Kimberley Harrington, the acting state education commissioner, offered her stamp of approval, telling the Nutley sixth-graders that, through L.E.A.D., “you’re getting a great foundation to be great citizens in standing up for things that are right” and learning that, “it’s okay to say no [to drugs] and to do the things that protect you.”
Padilla credited the governor for “taking a stand on drug addiction” and township Public Safety Commissioner Alphonse Petracco for his efforts to make Nutley a safer community.
It was only “after a long, extensive search” for the right way to educate youngsters about drugs that the commissioner found L.E.A.D., Padilla said.

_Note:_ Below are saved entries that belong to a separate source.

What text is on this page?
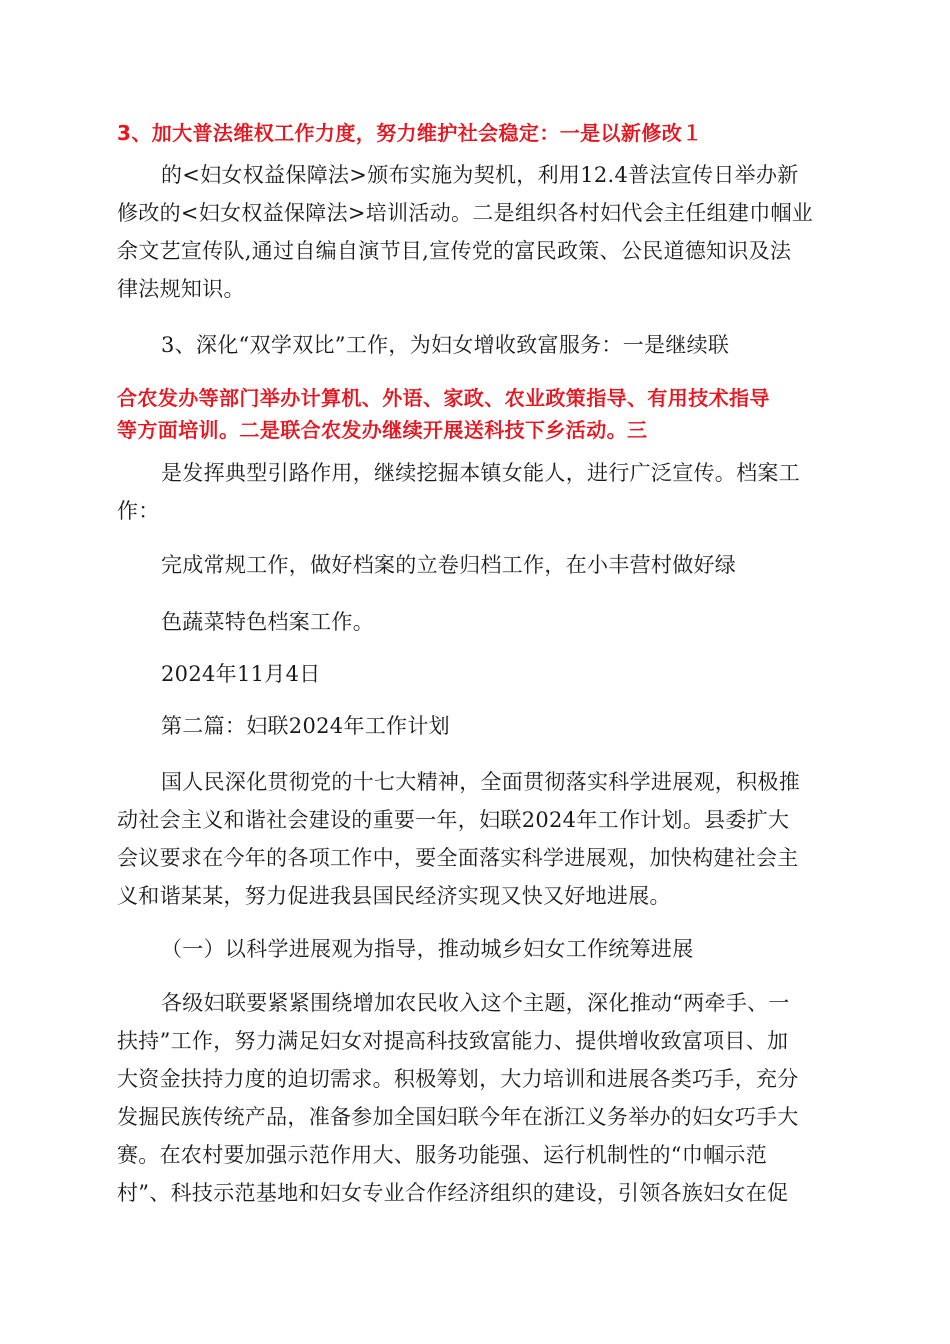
3、加大普法维权工作力度，努力维护社会稳定：一是以新修改１

的<妇女权益保障法>颁布实施为契机，利用12.4普法宣传日举办新
修改的<妇女权益保障法>培训活动。二是组织各村妇代会主任组建巾帼业
余文艺宣传队,通过自编自演节目,宣传党的富民政策、公民道德知识及法
律法规知识。

3、深化“双学双比”工作，为妇女增收致富服务：一是继续联

合农发办等部门举办计算机、外语、家政、农业政策指导、有用技术指导
等方面培训。二是联合农发办继续开展送科技下乡活动。三

是发挥典型引路作用，继续挖掘本镇女能人，进行广泛宣传。档案工
作：

完成常规工作，做好档案的立卷归档工作，在小丰营村做好绿

色蔬菜特色档案工作。

2024年11月4日

第二篇：妇联2024年工作计划

国人民深化贯彻党的十七大精神，全面贯彻落实科学进展观，积极推
动社会主义和谐社会建设的重要一年，妇联2024年工作计划。县委扩大
会议要求在今年的各项工作中，要全面落实科学进展观，加快构建社会主
义和谐某某，努力促进我县国民经济实现又快又好地进展。

（一）以科学进展观为指导，推动城乡妇女工作统筹进展

各级妇联要紧紧围绕增加农民收入这个主题，深化推动“两牵手、一
扶持”工作，努力满足妇女对提高科技致富能力、提供增收致富项目、加
大资金扶持力度的迫切需求。积极筹划，大力培训和进展各类巧手，充分
发掘民族传统产品，准备参加全国妇联今年在浙江义务举办的妇女巧手大
赛。在农村要加强示范作用大、服务功能强、运行机制性的“巾帼示范
村”、科技示范基地和妇女专业合作经济组织的建设，引领各族妇女在促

The program has proven to be very popular, he added. “The cops are like rock stars when they enter the schools.”
Christie told the students that, with help from state legislators, he hoped he could expand the L.E.A.D. program to include kids as early as kindergarten in all 21 counties.
Contrasting the way society has changed in its approach to drugs, Christie said that when he was in sixth grade – in 1974 – drugs were around but “no one talked about it – it was a big, dirty secret.”
“But today, we know we have to talk about it,” he said.
And, he reminded the students, “Remember, people who have drug problems are sick and when people are sick, you get them help because if you don’t, they’ll only get sicker.”